You may now breathe a sigh of relief. Most of the pinots available to us in the under-$15 range don’t reach the exalted earthy-sweaty-leathery stage. A recent trade tasting also featured a crop of pinots meant to be drunk while they’re young and fresh. The Bandon
from Oregon’s Willamette Valley
was one, retailing — if you can find it (and I couldn’t) — at around $10. But keep looking; my limited notes claim “great entry-level wine.” Cloudline
, another Oregon product, got three checks in my abbreviated system, and should retail for slightly over our usual limit. We usually don’t think of Germany and red wines in the same synapse, but the racehorse-quality Heger from Baden was equally impressive at around the same price, say $17.
We don’t always think of New Zealand and red wine together, either, but pinots are coming on strong in its perfectly suited cool climate. At home, and with food (a grape, gorgonzola, and fontina pizza), and served lightly chilled, New Zealand’s 2005 Marlborough
from Sherwood Estate
first impressed me with its gorgeous garnet color. (Thin-skinned pinot noir often yields a somewhat pale wine.) The aromas — er, smells — were clean, pretty, and tended toward green olive and a little cherry (though the back label claimed “sweet berry”). Pie cherry, rhubarb, pomegranate … slightly tart red fruits, in other words, summed up a taste profile that was accented with more green olive. A truly lovely wine.
And totally different from the 2005 Mark West California Pinot Noir
. This wine is said to be “sourced primarily from California’s costal appellations,” but despite the cooling ocean influence that implies, it seemed all warm and spicy, with a little smoke, a little jammy, ripe fruit such as blackberry and dark cherry along with some pepper and even clove notes, all rounded out with a hint of oaky vanilla.

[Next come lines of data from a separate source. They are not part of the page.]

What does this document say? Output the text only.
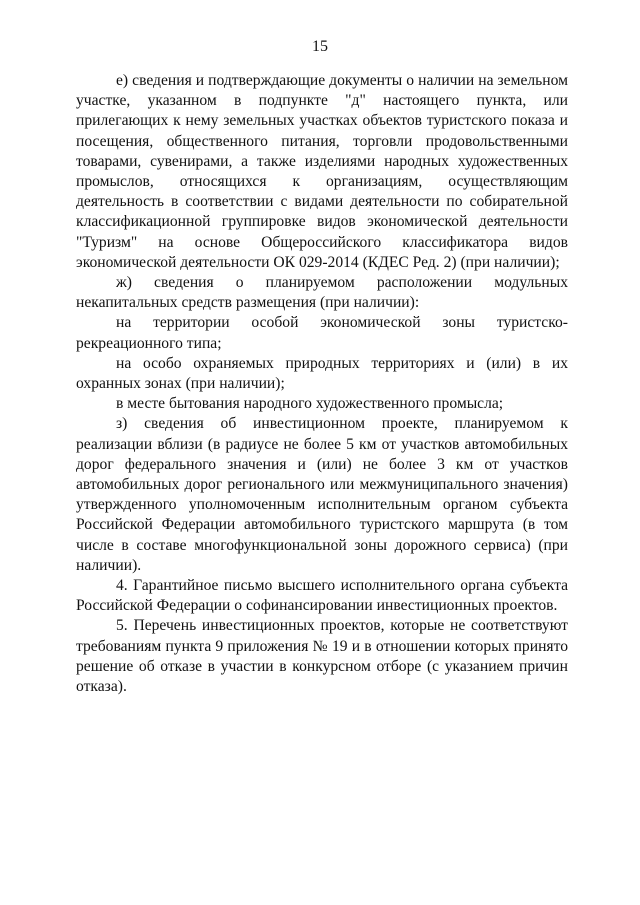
15

е) сведения и подтверждающие документы о наличии на земельном участке, указанном в подпункте "д" настоящего пункта, или прилегающих к нему земельных участках объектов туристского показа и посещения, общественного питания, торговли продовольственными товарами, сувенирами, а также изделиями народных художественных промыслов, относящихся к организациям, осуществляющим деятельность в соответствии с видами деятельности по собирательной классификационной группировке видов экономической деятельности "Туризм" на основе Общероссийского классификатора видов экономической деятельности ОК 029-2014 (КДЕС Ред. 2) (при наличии);

ж) сведения о планируемом расположении модульных некапитальных средств размещения (при наличии):

на территории особой экономической зоны туристско-рекреационного типа;

на особо охраняемых природных территориях и (или) в их охранных зонах (при наличии);

в месте бытования народного художественного промысла;

з) сведения об инвестиционном проекте, планируемом к реализации вблизи (в радиусе не более 5 км от участков автомобильных дорог федерального значения и (или) не более 3 км от участков автомобильных дорог регионального или межмуниципального значения) утвержденного уполномоченным исполнительным органом субъекта Российской Федерации автомобильного туристского маршрута (в том числе в составе многофункциональной зоны дорожного сервиса) (при наличии).

4. Гарантийное письмо высшего исполнительного органа субъекта Российской Федерации о софинансировании инвестиционных проектов.

5. Перечень инвестиционных проектов, которые не соответствуют требованиям пункта 9 приложения № 19 и в отношении которых принято решение об отказе в участии в конкурсном отборе (с указанием причин отказа).
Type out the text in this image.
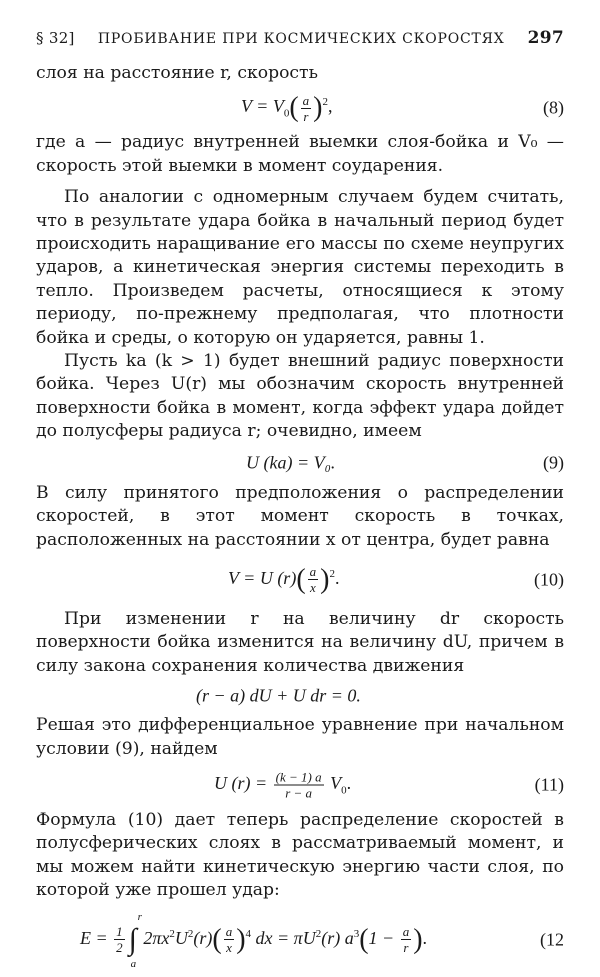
§ 32] ПРОБИВАНИЕ ПРИ КОСМИЧЕСКИХ СКОРОСТЯХ 297

слоя на расстояние r, скорость

$V = V_0( \frac{a}{r} )^2$,	(8)

где a — радиус внутренней выемки слоя-бойка и V₀ — скорость этой выемки в момент соударения.

По аналогии с одномерным случаем будем считать, что в результате удара бойка в начальный период будет происходить наращивание его массы по схеме неупругих ударов, а кинетическая энергия системы переходить в тепло. Произведем расчеты, относящиеся к этому периоду, по-прежнему предполагая, что плотности бойка и среды, о которую он ударяется, равны 1.

Пусть ka (k > 1) будет внешний радиус поверхности бойка. Через U(r) мы обозначим скорость внутренней поверхности бойка в момент, когда эффект удара дойдет до полусферы радиуса r; очевидно, имеем

U (ka) = V₀.	(9)

В силу принятого предположения о распределении скоростей, в этот момент скорость в точках, расположенных на расстоянии x от центра, будет равна

V = U $(r)( \frac{a}{x} )^2$.	(10)

При изменении r на величину dr скорость поверхности бойка изменится на величину dU, причем в силу закона сохранения количества движения

(r − a) dU + U dr = 0.

Решая это дифференциальное уравнение при начальном условии (9), найдем

U $(r) = \frac{(k - 1) a}{r - a} V_0$.	(11)

Формула (10) дает теперь распределение скоростей в полусферических слоях в рассматриваемый момент, и мы можем найти кинетическую энергию части слоя, по которой уже прошел удар:

$E = \frac{1}{2}$ ∫
r
a
$2\pi x^2U^2(r)( \frac{a}{x} )^4$ dx = $\pi U^2(r) a^3(1 - \frac{a}{r}$ ).	(12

We liked this one, too.
The 2005 Parducci California Pinot Noir
seemed like a warmer-weather wine altogether, but it yielded the most characteristic pinot profile of the evening’s tasting: a vaguely vegetative smell with ripe cherry, a light body, and more cherry on the palate. This wine improved with a little more chilling than most, and was even more complex the next day after sitting in the refrigerator.

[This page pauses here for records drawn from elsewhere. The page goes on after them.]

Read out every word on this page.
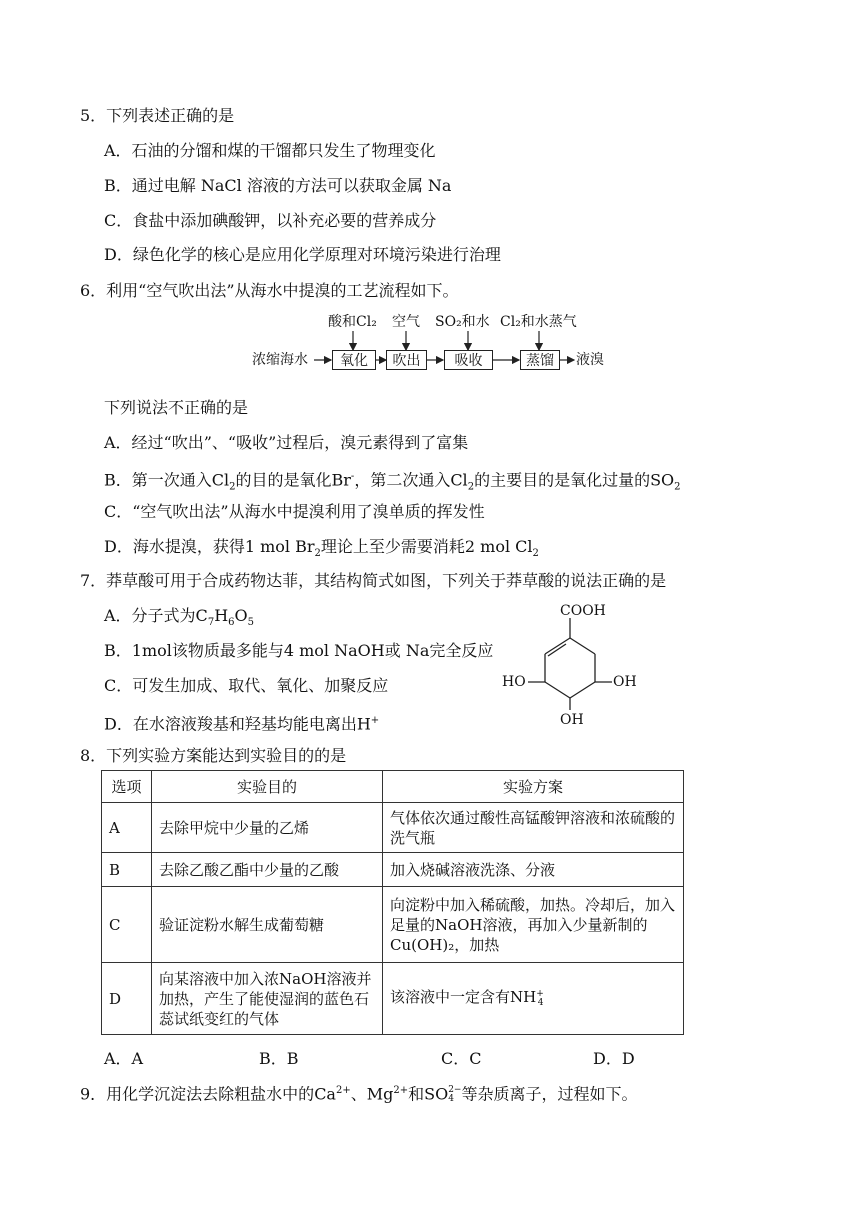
5．下列表述正确的是
A．石油的分馏和煤的干馏都只发生了物理变化
B．通过电解 NaCl 溶液的方法可以获取金属 Na
C．食盐中添加碘酸钾，以补充必要的营养成分
D．绿色化学的核心是应用化学原理对环境污染进行治理
6．利用“空气吹出法”从海水中提溴的工艺流程如下。
酸和Cl₂ 空气 SO₂和水 Cl₂和水蒸气
浓缩海水	氧化	吹出	吸收	蒸馏	液溴
下列说法不正确的是
A．经过“吹出”、“吸收”过程后，溴元素得到了富集
B．第一次通入$Cl_2$的目的是氧化Br-，第二次通入$Cl_2$的主要目的是氧化过量的$SO_2$
C．“空气吹出法”从海水中提溴利用了溴单质的挥发性
D．海水提溴，获得1 mol $Br_2$理论上至少需要消耗2 mol $Cl_2$
7．莽草酸可用于合成药物达菲，其结构简式如图，下列关于莽草酸的说法正确的是
A．分子式为$C_7H_6O_5$
B．1mol该物质最多能与4 mol NaOH或 Na完全反应
C．可发生加成、取代、氧化、加聚反应
D．在水溶液羧基和羟基均能电离出H+
COOH
HO	OH
OH
8．下列实验方案能达到实验目的的是
选项	实验目的	实验方案
A	去除甲烷中少量的乙烯	气体依次通过酸性高锰酸钾溶液和浓硫酸的洗气瓶
B	去除乙酸乙酯中少量的乙酸	加入烧碱溶液洗涤、分液
C	验证淀粉水解生成葡萄糖	向淀粉中加入稀硫酸，加热。冷却后，加入足量的NaOH溶液，再加入少量新制的Cu(OH)₂，加热
D	向某溶液中加入浓NaOH溶液并加热，产生了能使湿润的蓝色石蕊试纸变红的气体	该溶液中一定含有$NH^+_4$
A．A	B．B	C．C	D．D
9．用化学沉淀法去除粗盐水中的$Ca^{2+}$、$Mg^{2+}$和SO 2−
4 等杂质离子，过程如下。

But if the ripe Parducci improved with chilling, the tart and almost acidic Heron 2004 Pinot Noir Vin de Pays d’Oc
got better the longer it warmed in the glass. This is a hybrid product, bottled in California from grapes grown in southern France — not the classic region for pinots. Instead of the plums, mushrooms, leather, and damp earth of Burgundy, we get cranberry and pomegranate. At the price, who’s complaining?

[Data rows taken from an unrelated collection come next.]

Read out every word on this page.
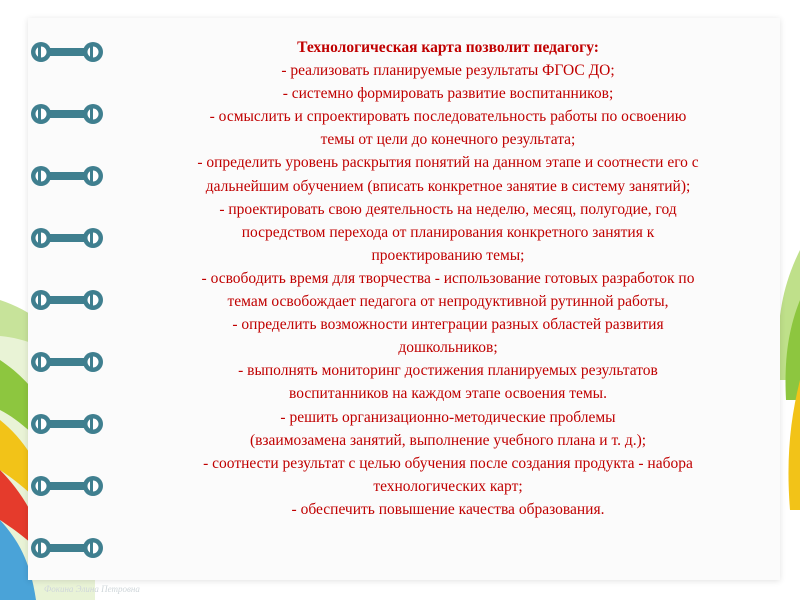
Технологическая карта позволит педагогу:
- реализовать планируемые результаты ФГОС ДО;
- системно формировать развитие воспитанников;
- осмыслить и спроектировать последовательность работы по освоению
темы от цели до конечного результата;
- определить уровень раскрытия понятий на данном этапе и соотнести его с
дальнейшим обучением (вписать конкретное занятие в систему занятий);
- проектировать свою деятельность на неделю, месяц, полугодие, год
посредством перехода от планирования конкретного занятия к
проектированию темы;
- освободить время для творчества - использование готовых разработок по
темам освобождает педагога от непродуктивной рутинной работы,
- определить возможности интеграции разных областей развития
дошкольников;
- выполнять мониторинг достижения планируемых результатов
воспитанников на каждом этапе освоения темы.
- решить организационно-методические проблемы
(взаимозамена занятий, выполнение учебного плана и т. д.);
- соотнести результат с целью обучения после создания продукта - набора
технологических карт;
- обеспечить повышение качества образования.
Фокина Элина Петровна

At around the same price, give or take a buck, there also should be no complaints over the Rex Goliath California Pinot Noir
and the Duck Pond
from Oregon, again each very different from the other. Maybe it’s the chameleonlike quality that makes this elegant (and fickle) grape so appealing — and so flexible at the dinner table. From salmon to pasta to the classic Thanksgiving turkey, it’s pinot to the rescue. Food critics couldn’t live without it. And there’s no cat pee to be smelled in the lot.